Addition of cellulose changed microbial composition which triggered apparent priming effect

qPCR results demonstrated that only a small number of the target microbes were labeled despite their relatively high increase in copy numbers after cellulose addition (Tables 2 and S2). The reason behind this phenomenon could be due to the priming effect (Fig. S2) (Bingeman et al. 1953) and to the shortcomings of the DNA-SIP technique (Neufeld et al. 2007). The addition of organic compounds to soil accelerates SOM mineralization by stimulating SOM decomposer populations and promoting SOM-decomposing enzyme activities (Fontaine et al. 2003). Probably the increased abundance of some microbial species caused the priming effect and such increase was due to cellulose degradation. Thus, we suggest that the non-labeled organisms (Geobacters and N-fixing microbes (Table 2)) triggered the priming effect and stimulated the decomposition of SOM (Fig. S2), and probably another 27% of unlabeled total bacteria (Table 2), including three bacterial families (Ruminococcaceae, Clostridiaceae 1, and Lachnospiraceae), and four bacterial genera (Mobilitalea, Ruminiclostridium, Flavisolibacter, and Arthrobacter) (Table 1), also triggered the priming effect. Extracellular SOM-decomposing enzymes are considered to accelerate FOM decomposition (Saiz-Jimenez 1996). Since those organisms were not labeled and some of them belonged to Firmicutes, which are usually dominant during plant residue decomposition (Li et al. 2014), we suggest that they can play an accessory role in the degradation of cellulose. These unlabeled taxa likely grew using soil organic compounds other than cellulose, and may co-exist synergistically with the putative cellulose-degrading bacteria. Non-labeled organisms are important in environmental processes. For example, Sun et al. (2017) used the DNA-SIP technique to monitor acetate- and lactate-oxidizing bacteria in anaerobic digester sludge, and constructed a co-occurrence network to show that microbes not enriched in the 13C-DNA fractions also play an important role in anaerobic digestion.

Clearly, substantial DNA synthesis and cell division are required to incorporate sufficient label into DNA for subsequent gradient separation by the DNA-SIP technique.

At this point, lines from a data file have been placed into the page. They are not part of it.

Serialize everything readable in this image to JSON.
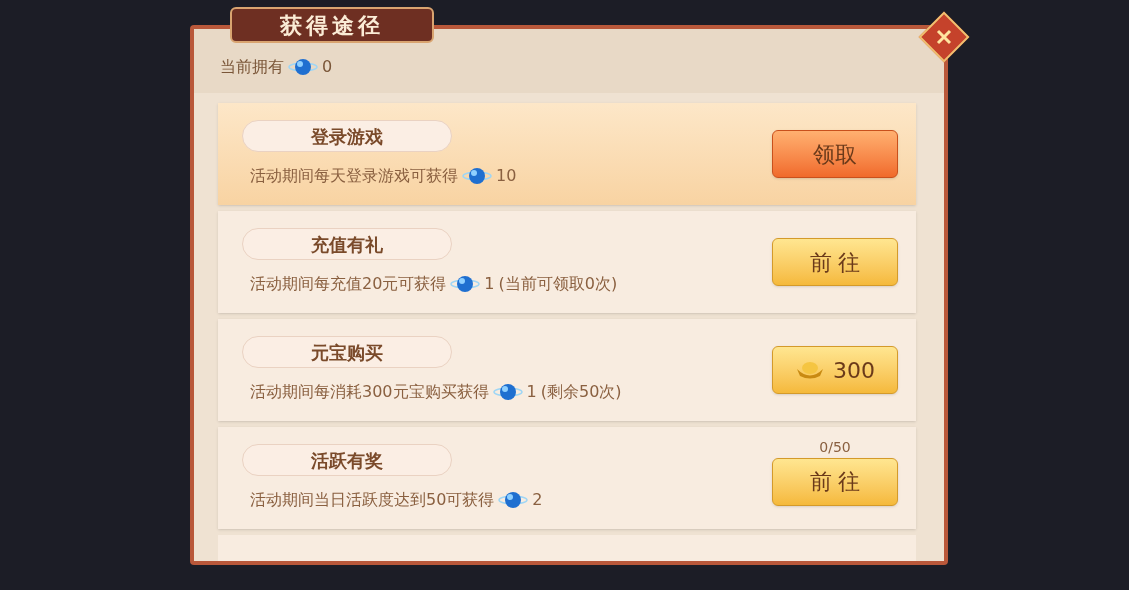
{
  "title": "获得途径",
  "owned": {
    "label": "当前拥有",
    "value": "0"
  },
  "tasks": [
    {
      "title": "登录游戏",
      "highlighted": true,
      "description": "活动期间每天登录游戏可获得",
      "amount": "10",
      "button": {
        "kind": "claim",
        "label": "领取"
      }
    },
    {
      "title": "充值有礼",
      "highlighted": false,
      "description": "活动期间每充值20元可获得",
      "amount": "1",
      "note": "(当前可领取0次)",
      "button": {
        "kind": "go",
        "label": "前 往"
      }
    },
    {
      "title": "元宝购买",
      "highlighted": false,
      "description": "活动期间每消耗300元宝购买获得",
      "amount": "1",
      "note": "(剩余50次)",
      "button": {
        "kind": "price",
        "label": "300"
      }
    },
    {
      "title": "活跃有奖",
      "highlighted": false,
      "description": "活动期间当日活跃度达到50可获得",
      "amount": "2",
      "progress": "0/50",
      "button": {
        "kind": "go",
        "label": "前 往"
      }
    }
  ]
}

Increasing the number of cell divisions increases the extraction yield of labeled nucleic acid. The DNA-SIP technique generally identifies the most labeled microorganisms. Microorganisms that utilize mixed C sources, or grow relatively slowly will be poorly labeled and thus underestimated, even though they may have also contributed to cellulose degradation. These shortcomings of the DNA-SIP technique could partly explain why cellulose amendment stimulated a vast community, while many of the community members did not incorporate 13C from the labeled cellulose.

Conclusions

In this investigation, we identified different bacterial groups involved in the anaerobic decomposition of cellulose by using the DNA-SIP technique combined with qPCR in a laboratory microcosm experiment. As expected, the classical cellulose degraders predominated in DNA-SIP analyses. However, we also observed an increased presence of associated syntrophic bacteria such as those of the genus Geobacter, capable of reducing iron, and of N-fixing microbes, only part of which were probably directly involved in cellulose degradation. In addition, the abundance of species not enriched in 13C-DNA fractions also increased upon addition of labeled cellulose, suggesting that they may also play a role in cellulose degradation, either directly or indirectly. These results suggest that the anaerobic degradation of plant residues involves more microbial groups than commonly expected. Future research should also consider these associated consortia for a better understanding of cellulose anaerobic degradation.